The senator retrieved his cigar from its perch, saying, “Suppose you’re planning on buying that election, too,” before screwing it back into the ashtray unfinished.
“You can only buy something,” Houghton said, “with what you’ve earned.”
Since the beginning of the conversation Montgomery had considered it best to remain quiet. That was no longer the case. He could see his father was getting hot. It was understandable why. Montgomery knew that people such as Senator Ainsworth, a Boston Brahmin, considered themselves superior to the nouveau riche, of which Monty had to admit the Forsters were a part, even when those like Senator Ainsworth were no longer riche. Neither that hypocrisy nor his father’s anger, however, were the reason Monty decided to speak up. He just wanted to get out of the room sometime this decade.
“Senator, all due respect, but nobody’s buying anything,” Monty said. “Johnson and I both ran honest campaigns, and when we’re inducted two weeks from now, it will be with a clean conscience. I’ll be second in line for a position that would put me in line for a run at the presidency. Understand? Fact of the matter is Paul’s not in the best of health.” Governor Paul B. Johnson Sr., “Champion of the Runt Pig People,” would die in office on December 26, 1943, shortly after which—and for an unre
lated reason, despite the headlines—Monty would tell his family he was going to “look for arrowheads” near the old barn on the Forsters’ estate. “But forget potential tragedies.
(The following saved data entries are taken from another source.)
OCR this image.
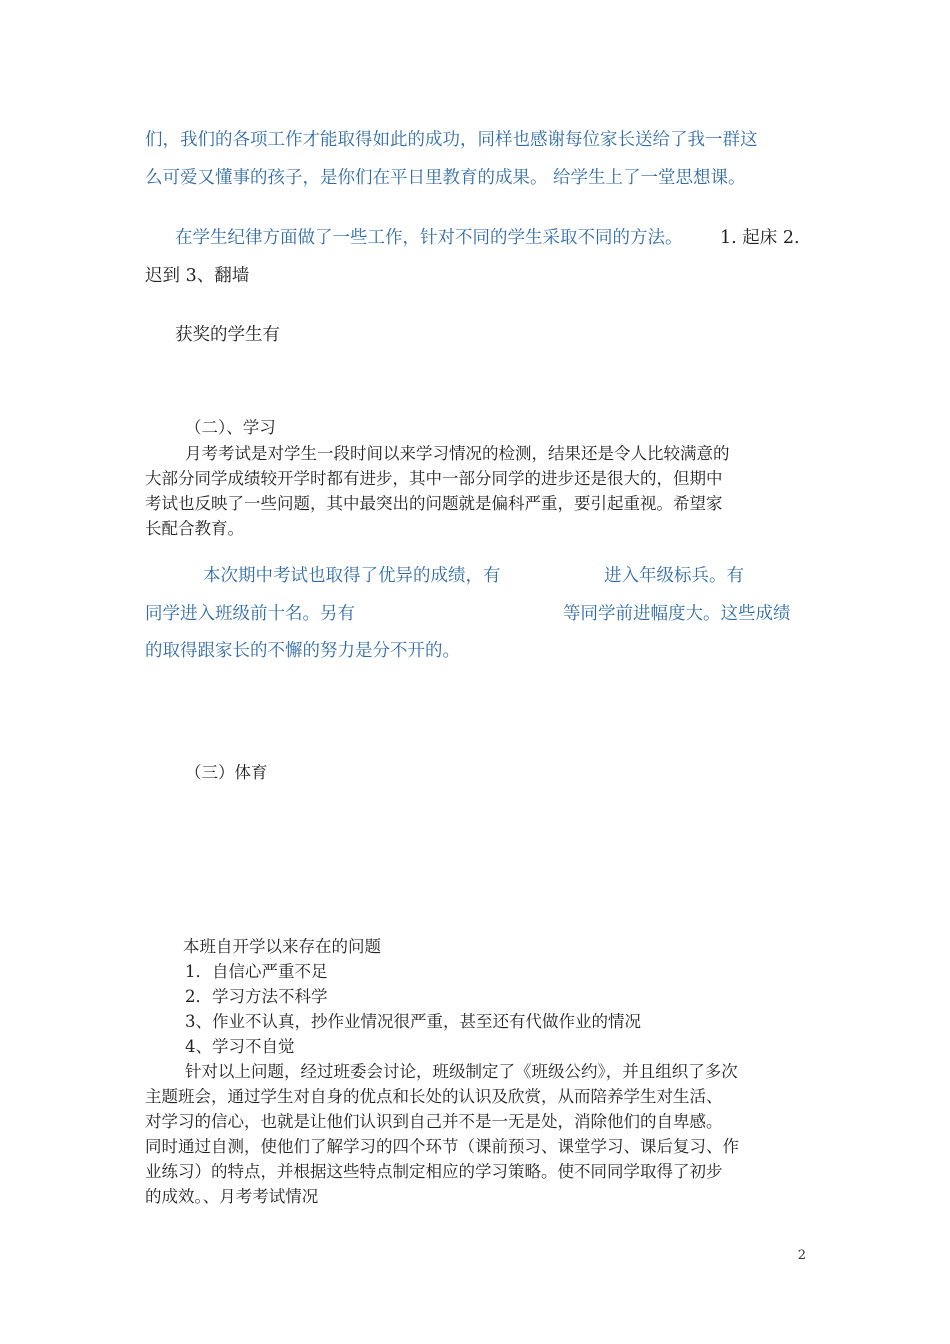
们，我们的各项工作才能取得如此的成功，同样也感谢每位家长送给了我一群这
么可爱又懂事的孩子，是你们在平日里教育的成果。 给学生上了一堂思想课。
在学生纪律方面做了一些工作，针对不同的学生采取不同的方法。 1. 起床 2.
迟到 3、翻墙
获奖的学生有
（二）、学习
月考考试是对学生一段时间以来学习情况的检测，结果还是令人比较满意的
大部分同学成绩较开学时都有进步，其中一部分同学的进步还是很大的，但期中
考试也反映了一些问题，其中最突出的问题就是偏科严重，要引起重视。希望家
长配合教育。
本次期中考试也取得了优异的成绩，有	进入年级标兵。有
同学进入班级前十名。另有	等同学前进幅度大。这些成绩
的取得跟家长的不懈的努力是分不开的。
（三）体育
本班自开学以来存在的问题
1．自信心严重不足
2．学习方法不科学
3、作业不认真，抄作业情况很严重，甚至还有代做作业的情况
4、学习不自觉
针对以上问题，经过班委会讨论，班级制定了《班级公约》，并且组织了多次
主题班会，通过学生对自身的优点和长处的认识及欣赏，从而陪养学生对生活、
对学习的信心，也就是让他们认识到自己并不是一无是处，消除他们的自卑感。
同时通过自测，使他们了解学习的四个环节（课前预习、课堂学习、课后复习、作
业练习）的特点，并根据这些特点制定相应的学习策略。使不同同学取得了初步
的成效。、月考考试情况
2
Let’s get back to old sayings. Have you heard ‘You scratch my back and I’ll scratch yours’? You won your last election by only ten thousand votes, and support from your constituency is even weaker now. Added to which, your indiscretions with one Polly Cheswick of Red Hook, Brooklyn, aren’t a well kept secret,” Monty said. “So it would seem, Bunny, you have a very itchy back.”
If it weren’t for his father sitting there, the grin on his face so wide his eyeteeth showed, Monty would have immediately apologized. The bully was not a role he enjoyed. How could he have used Paul Johnson like that, a man who’d done nothing but right by him?
Houghton, as though sensing the misgivings of his son, said, “Couldn’t have said it better myself.” He stood. “Tell you what, Senator. How about you take the night to think on it?”
“I think that would be best.” Senator Ainsworth gained more composure with each step toward the door of the Presidential Suite. “Certainly is getting late.”
“We’ve got you set up in one of the finest rooms in the place. You should have no trouble getting some rest,” Houghton said, one hand on the senator’s back, the other on the doorknob. “Know what I like best about staying in hotels? The chocolate on the pillow. Am I right? There’s just something so pleasant about finding your sheets pulled back, your pillows fluffed, and this little piece of candy to help you drift off to sleep.”
“How true.”
The door clicked shut. Houghton walked back across the room, sat down, and lifted an eyebrow at Montgomery. On arriving in his room, both father and son knew, Senator Ainsworth would find, placed on his pillow, $20,000 in cash. “Think he’ll take the turn-down service?” Monty said.